Mais uma vez sem citar o nome de Gilmar, Janot acusou o ministro de sofrer de "disenteria verbal" ao replicar a afirmação da ombudsman. O procurador mencionou que, na mesma coluna, a autora atribuiu a prática de realizar supostas "coletivas em off" ao Congresso Nacional, ao Palácio do Planalto e até ao STF - mas, segundo ele, Gilmar preferiu ocultar as menções a outras instituições.

"Apesar da imputação expressa [inclusive ao STF], não vi uma só palavra de quem teve uma disenteria verbal a se pronunciar sobre essa imputação ao Congresso, ao Palácio do Planalto e ao STF. Só posso atribuir tal ideia a mentes ociosas e dadas a devaneios, mas, infelizmente, com meios para distorcer fatos e desvirtuar instrumentos legítimos de comunicação institucional", declarou.

Janot também fez uma crítica velada ao fato de Gilmar ter participado de reunião recente com o presidente Michel Temer e os presidentes do Senado, Eunício Oliveira, e da Câmara, Rodrigo Maia. "Procuramos nos distanciar dos banquetes palacianos. Fugimos dos círculos de comensais que cortejam desavergonhadamente o poder público. E repudiamos a relação promíscua com a imprensa", afirmou. Segundo o procurador, as "críticas injustas" à PGR são feitas por "quem teve interesses contrariados por nossas ações".
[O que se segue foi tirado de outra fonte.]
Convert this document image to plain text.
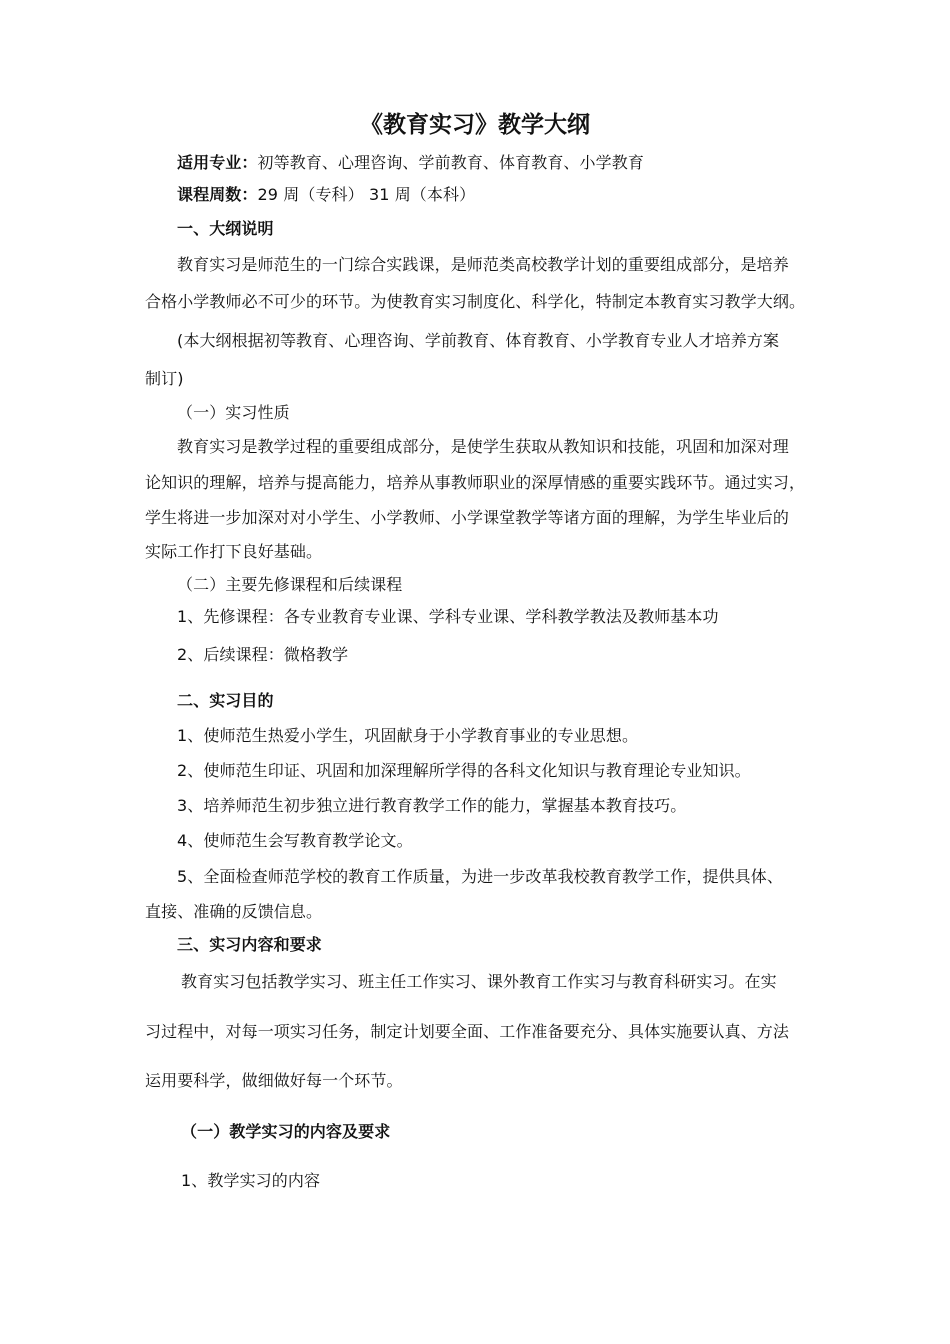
《教育实习》教学大纲

适用专业：初等教育、心理咨询、学前教育、体育教育、小学教育

课程周数：29 周（专科） 31 周（本科）

一、大纲说明

教育实习是师范生的一门综合实践课，是师范类高校教学计划的重要组成部分，是培养

合格小学教师必不可少的环节。为使教育实习制度化、科学化，特制定本教育实习教学大纲。

(本大纲根据初等教育、心理咨询、学前教育、体育教育、小学教育专业人才培养方案

制订)

（一）实习性质

教育实习是教学过程的重要组成部分，是使学生获取从教知识和技能，巩固和加深对理

论知识的理解，培养与提高能力，培养从事教师职业的深厚情感的重要实践环节。通过实习，

学生将进一步加深对对小学生、小学教师、小学课堂教学等诸方面的理解，为学生毕业后的

实际工作打下良好基础。

（二）主要先修课程和后续课程

1、先修课程：各专业教育专业课、学科专业课、学科教学教法及教师基本功

2、后续课程：微格教学

二、实习目的

1、使师范生热爱小学生，巩固献身于小学教育事业的专业思想。

2、使师范生印证、巩固和加深理解所学得的各科文化知识与教育理论专业知识。

3、培养师范生初步独立进行教育教学工作的能力，掌握基本教育技巧。

4、使师范生会写教育教学论文。

5、全面检查师范学校的教育工作质量，为进一步改革我校教育教学工作，提供具体、

直接、准确的反馈信息。

三、实习内容和要求

教育实习包括教学实习、班主任工作实习、课外教育工作实习与教育科研实习。在实

习过程中，对每一项实习任务，制定计划要全面、工作准备要充分、具体实施要认真、方法

运用要科学，做细做好每一个环节。

（一）教学实习的内容及要求

1、教学实习的内容
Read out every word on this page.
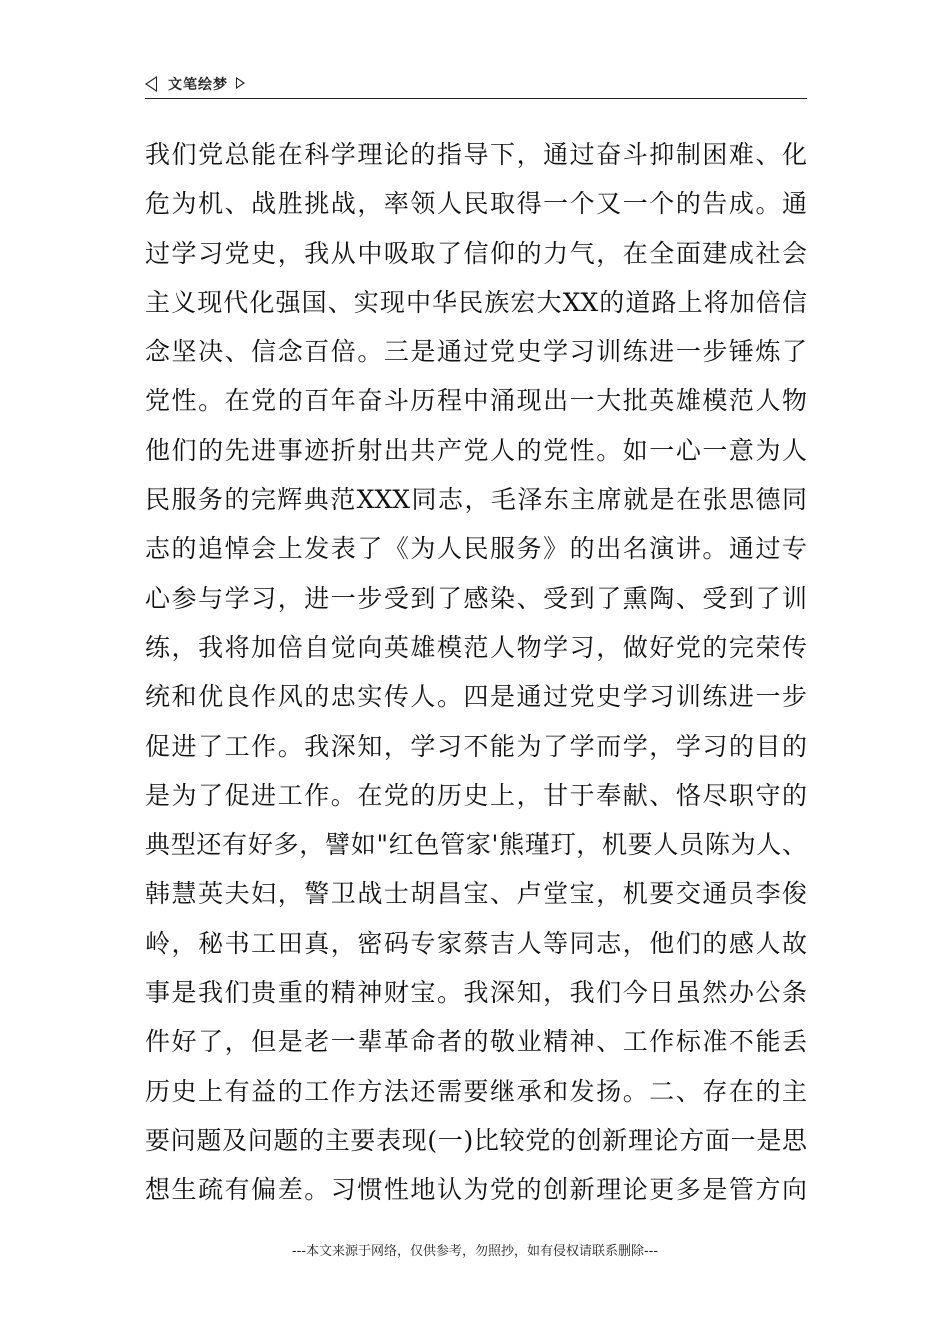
文笔绘梦
我们党总能在科学理论的指导下，通过奋斗抑制困难、化
危为机、战胜挑战，率领人民取得一个又一个的告成。通
过学习党史，我从中吸取了信仰的力气，在全面建成社会
主义现代化强国、实现中华民族宏大XX的道路上将加倍信
念坚决、信念百倍。三是通过党史学习训练进一步锤炼了
党性。在党的百年奋斗历程中涌现出一大批英雄模范人物
他们的先进事迹折射出共产党人的党性。如一心一意为人
民服务的完辉典范XXX同志，毛泽东主席就是在张思德同
志的追悼会上发表了《为人民服务》的出名演讲。通过专
心参与学习，进一步受到了感染、受到了熏陶、受到了训
练，我将加倍自觉向英雄模范人物学习，做好党的完荣传
统和优良作风的忠实传人。四是通过党史学习训练进一步
促进了工作。我深知，学习不能为了学而学，学习的目的
是为了促进工作。在党的历史上，甘于奉献、恪尽职守的
典型还有好多，譬如"红色管家'熊瑾玎，机要人员陈为人、
韩慧英夫妇，警卫战士胡昌宝、卢堂宝，机要交通员李俊
岭，秘书工田真，密码专家蔡吉人等同志，他们的感人故
事是我们贵重的精神财宝。我深知，我们今日虽然办公条
件好了，但是老一辈革命者的敬业精神、工作标准不能丢
历史上有益的工作方法还需要继承和发扬。二、存在的主
要问题及问题的主要表现(一)比较党的创新理论方面一是思
想生疏有偏差。习惯性地认为党的创新理论更多是管方向
---本文来源于网络，仅供参考，勿照抄，如有侵权请联系删除---
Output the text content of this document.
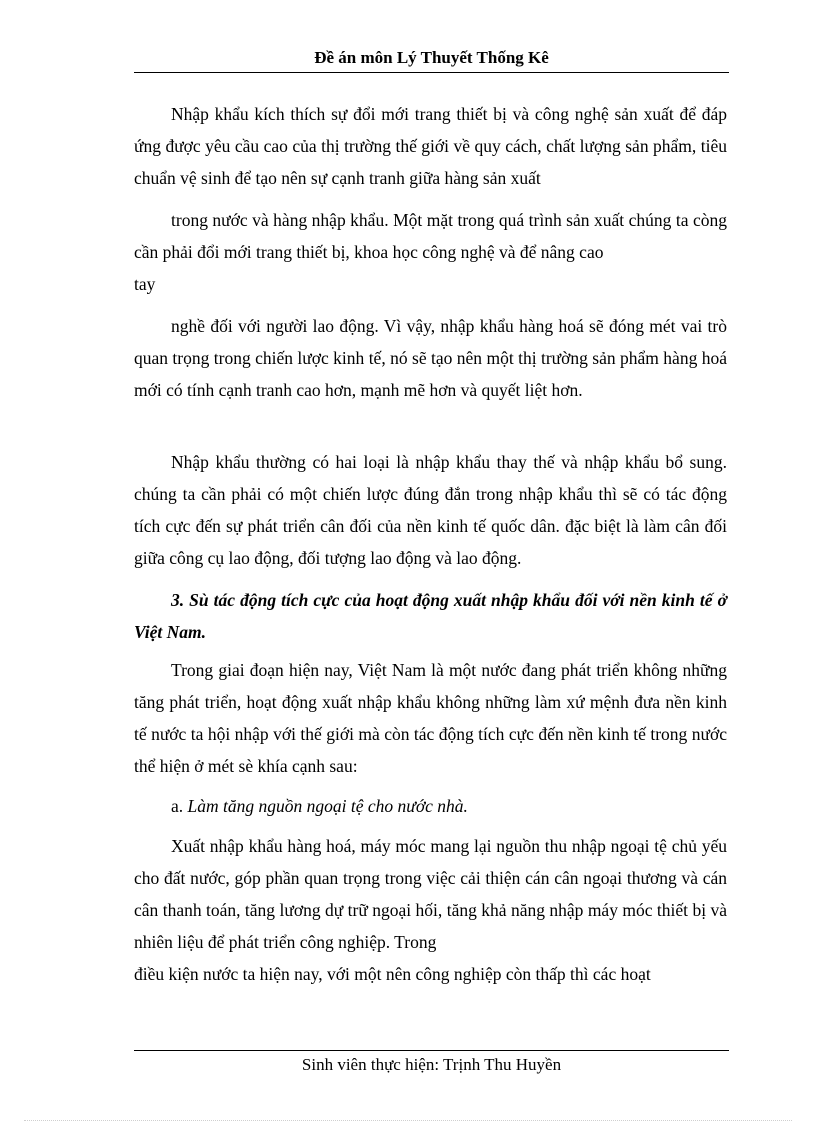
Đề án môn Lý Thuyết Thống Kê

Nhập khẩu kích thích sự đổi mới trang thiết bị và công nghệ sản xuất để đáp ứng được yêu cầu cao của thị trường thế giới về quy cách, chất lượng sản phẩm, tiêu chuẩn vệ sinh để tạo nên sự cạnh tranh giữa hàng sản xuất

trong nước và hàng nhập khẩu. Một mặt trong quá trình sản xuất chúng ta còng cần phải đổi mới trang thiết bị, khoa học công nghệ và để nâng cao

tay

nghề đối với người lao động. Vì vậy, nhập khẩu hàng hoá sẽ đóng mét vai trò quan trọng trong chiến lược kinh tế, nó sẽ tạo nên một thị trường sản phẩm hàng hoá mới có tính cạnh tranh cao hơn, mạnh mẽ hơn và quyết liệt hơn.

Nhập khẩu thường có hai loại là nhập khẩu thay thế và nhập khẩu bổ sung. chúng ta cần phải có một chiến lược đúng đắn trong nhập khẩu thì sẽ có tác động tích cực đến sự phát triển cân đối của nền kinh tế quốc dân. đặc biệt là làm cân đối giữa công cụ lao động, đối tượng lao động và lao động.

3. Sù tác động tích cực của hoạt động xuất nhập khẩu đối với nền kinh tế ở Việt Nam.

Trong giai đoạn hiện nay, Việt Nam là một nước đang phát triển không những tăng phát triển, hoạt động xuất nhập khẩu không những làm xứ mệnh đưa nền kinh tế nước ta hội nhập với thế giới mà còn tác động tích cực đến nền kinh tế trong nước thể hiện ở mét sè khía cạnh sau:

a. Làm tăng nguồn ngoại tệ cho nước nhà.

Xuất nhập khẩu hàng hoá, máy móc mang lại nguồn thu nhập ngoại tệ chủ yếu cho đất nước, góp phần quan trọng trong việc cải thiện cán cân ngoại thương và cán cân thanh toán, tăng lương dự trữ ngoại hối, tăng khả năng nhập máy móc thiết bị và nhiên liệu để phát triển công nghiệp. Trong

điều kiện nước ta hiện nay, với một nên công nghiệp còn thấp thì các hoạt

Sinh viên thực hiện: Trịnh Thu Huyền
As declarações foram feitas na manhã de ontem em discurso durante reunião de avaliação das eleições de 2016, na Escola Superior do Ministério Público da União, em Brasília. O procurador aproveitou a ocasião para defender a Operação Lava-Jato e a reforma política. "Nosso sistema político-partidário foi conspurcado e precisa urgentemente de reformas. A política não pode continuar a ser uma custosa atividade de risco propícia a aventureiros sem escrúpulos."

À tarde, Janot e Gilmar estiveram presentes à rápida cerimônia de posse de Alexandre de Moraes como ministro do STF. Ex-ministro da Justiça do governo Temer, Moraes foi nomeado pelo presidente em 22 de fevereiro. Ao falar com jornalistas depois da posse, ele negou-se a comentar os trabalhos relacionados à Lava-Jato que terá de realizar na Corte. "Não vou comentar nenhum assunto que não a posse", afirmou o ministro, dizendo-se feliz e honrado com o cargo.

Moraes acrescentou que assume a função "com absoluta convicção" de que pode auxiliar o STF no caminho de "defesa dos direitos fundamentais, equilíbrio entre os três poderes, combate à corrupção e combate à criminalidade." Questionado se sentiu constrangimento em ter na sua posse a presença de vários políticos investigados na Lava-Jato, Moraes limitou-se a agradecer a presença de todos.